The Strad Issue: September 2021
Description: Poised performances threaded through with a sense of Russian melancholy
Musicians: Vadim Gluzman (violin) Lucerne Symphony Orchestra/James Gaffigan
Works: Beethoven: Violin Concerto. Schnittke: Violin Concerto no.3
Catalogue number: BIS BIS-2392 (hybrid SACD)
Alfred Schnittke wrote cadenzas for Beethoven’s Violin Concerto at the behest of Gidon Kremer, who famously described the devices as ‘open window[s] in the space of a composition’. That is precisely what Schnittke’s are, not in the least ill-fitting or bizarre (as some have claimed). The first includes a collage of quotes from violin concertos by Shostakovich, Brahms, Berg and Bartók, all of them ‘motivically justified’, to borrow from Horst A. Scholz’s booklet note. Neither seems in the least incongruous here. As the first errs toward atonal disintegration, Schnittke deploys the timpani strokes of Beethoven’s opening to anchor it in context.
What is incongruous is the inclusion of these cadenzas in Gluzman’s performance of the concerto proper, which is as conservative as they come, with sure vibrato deployed throughout and a finale that dampens any fireworks and irons out rhythmic gameplay. This is clearly Gluzman’s idea of the piece and it is highly considered; for all its stentorian poise, it manages to avoid the grand. But it feels odd to have Schnittke underline Beethoven’s outspokenness while robbing Beethoven himself of the chance.

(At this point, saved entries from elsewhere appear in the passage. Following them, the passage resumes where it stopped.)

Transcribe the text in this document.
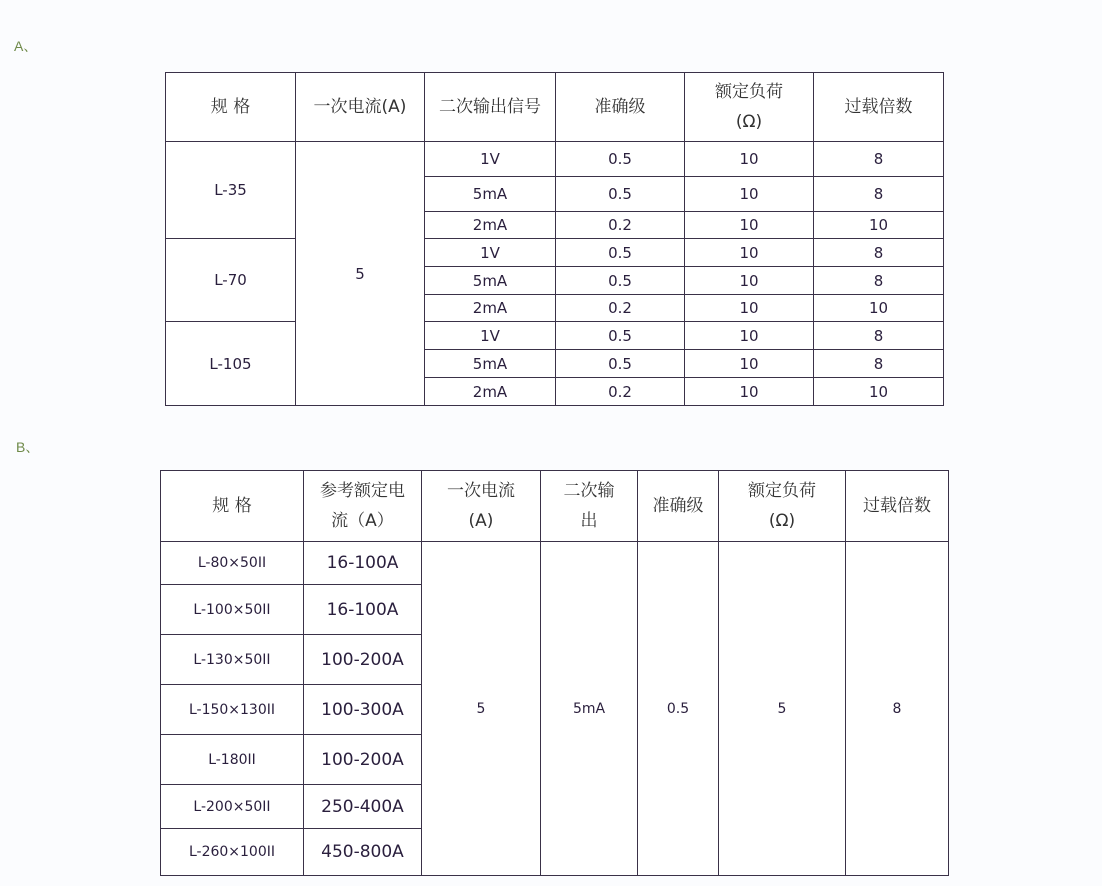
A、
规 格	一次电流(A)	二次输出信号	准确级	额定负荷(Ω)	过载倍数
L-35	5	1V	0.5	10	8
		5mA	0.5	10	8
		2mA	0.2	10	10
L-70		1V	0.5	10	8
		5mA	0.5	10	8
		2mA	0.2	10	10
L-105		1V	0.5	10	8
		5mA	0.5	10	8
		2mA	0.2	10	10
B、
规 格	参考额定电流（A）	一次电流(A)	二次输出	准确级	额定负荷(Ω)	过载倍数
L-80×50II	16-100A	5	5mA	0.5	5	8
L-100×50II	16-100A					
L-130×50II	100-200A					
L-150×130II	100-300A					
L-180II	100-200A					
L-200×50II	250-400A					
L-260×100II	450-800A					
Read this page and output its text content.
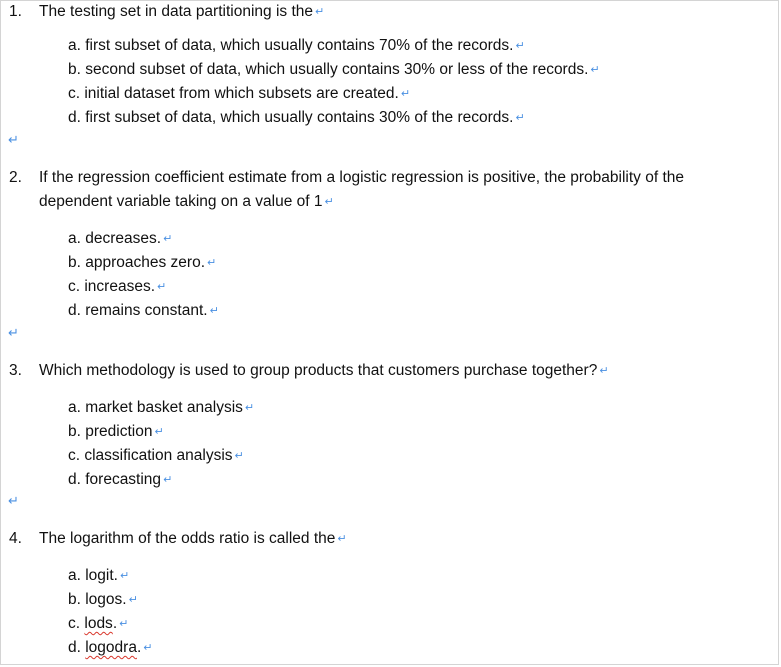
1. The testing set in data partitioning is the ↵
a. first subset of data, which usually contains 70% of the records. ↵
b. second subset of data, which usually contains 30% or less of the records. ↵
c. initial dataset from which subsets are created. ↵
d. first subset of data, which usually contains 30% of the records. ↵
↵
2. If the regression coefficient estimate from a logistic regression is positive, the probability of the
dependent variable taking on a value of 1 ↵
a. decreases. ↵
b. approaches zero. ↵
c. increases. ↵
d. remains constant. ↵
↵
3. Which methodology is used to group products that customers purchase together? ↵
a. market basket analysis ↵
b. prediction ↵
c. classification analysis ↵
d. forecasting ↵
↵
4. The logarithm of the odds ratio is called the ↵
a. logit. ↵
b. logos. ↵
c. lods. ↵
d. logodra. ↵
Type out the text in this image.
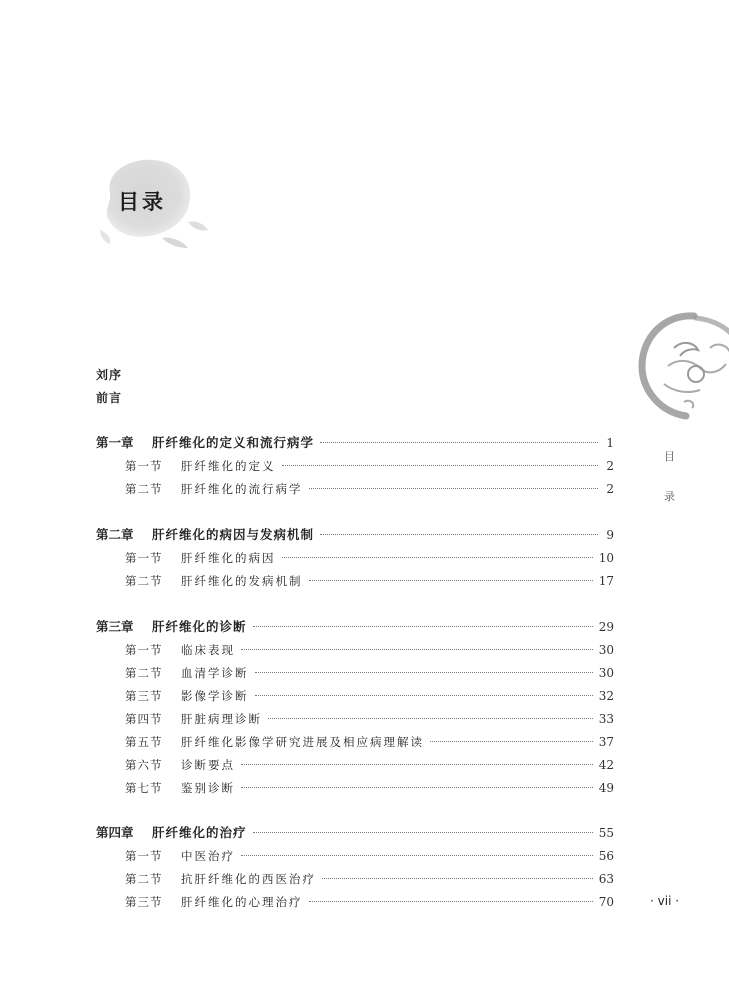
目录
目
录
刘序
前言
第一章	肝纤维化的定义和流行病学	1
第一节	肝纤维化的定义	2
第二节	肝纤维化的流行病学	2
第二章	肝纤维化的病因与发病机制	9
第一节	肝纤维化的病因	10
第二节	肝纤维化的发病机制	17
第三章	肝纤维化的诊断	29
第一节	临床表现	30
第二节	血清学诊断	30
第三节	影像学诊断	32
第四节	肝脏病理诊断	33
第五节	肝纤维化影像学研究进展及相应病理解读	37
第六节	诊断要点	42
第七节	鉴别诊断	49
第四章	肝纤维化的治疗	55
第一节	中医治疗	56
第二节	抗肝纤维化的西医治疗	63
第三节	肝纤维化的心理治疗	70	· vii ·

Schnittke’s own Violin Concerto no.3 (1978) gets a highly engaging performance, the intensity of its opening tremolando monologue showing the best of the intense, echt-Russian sound Gluzman gets from his 1690 ‘Leopold Auer’ Stradivari, cleanly and atmospherically caught by BIS’s microphones. It is a haunting, moving and entertaining piece, one of Schnittke’s most successful. Does the sense of melancholy and remembrance here explain Gluzman’s veiled take on the Beethoven?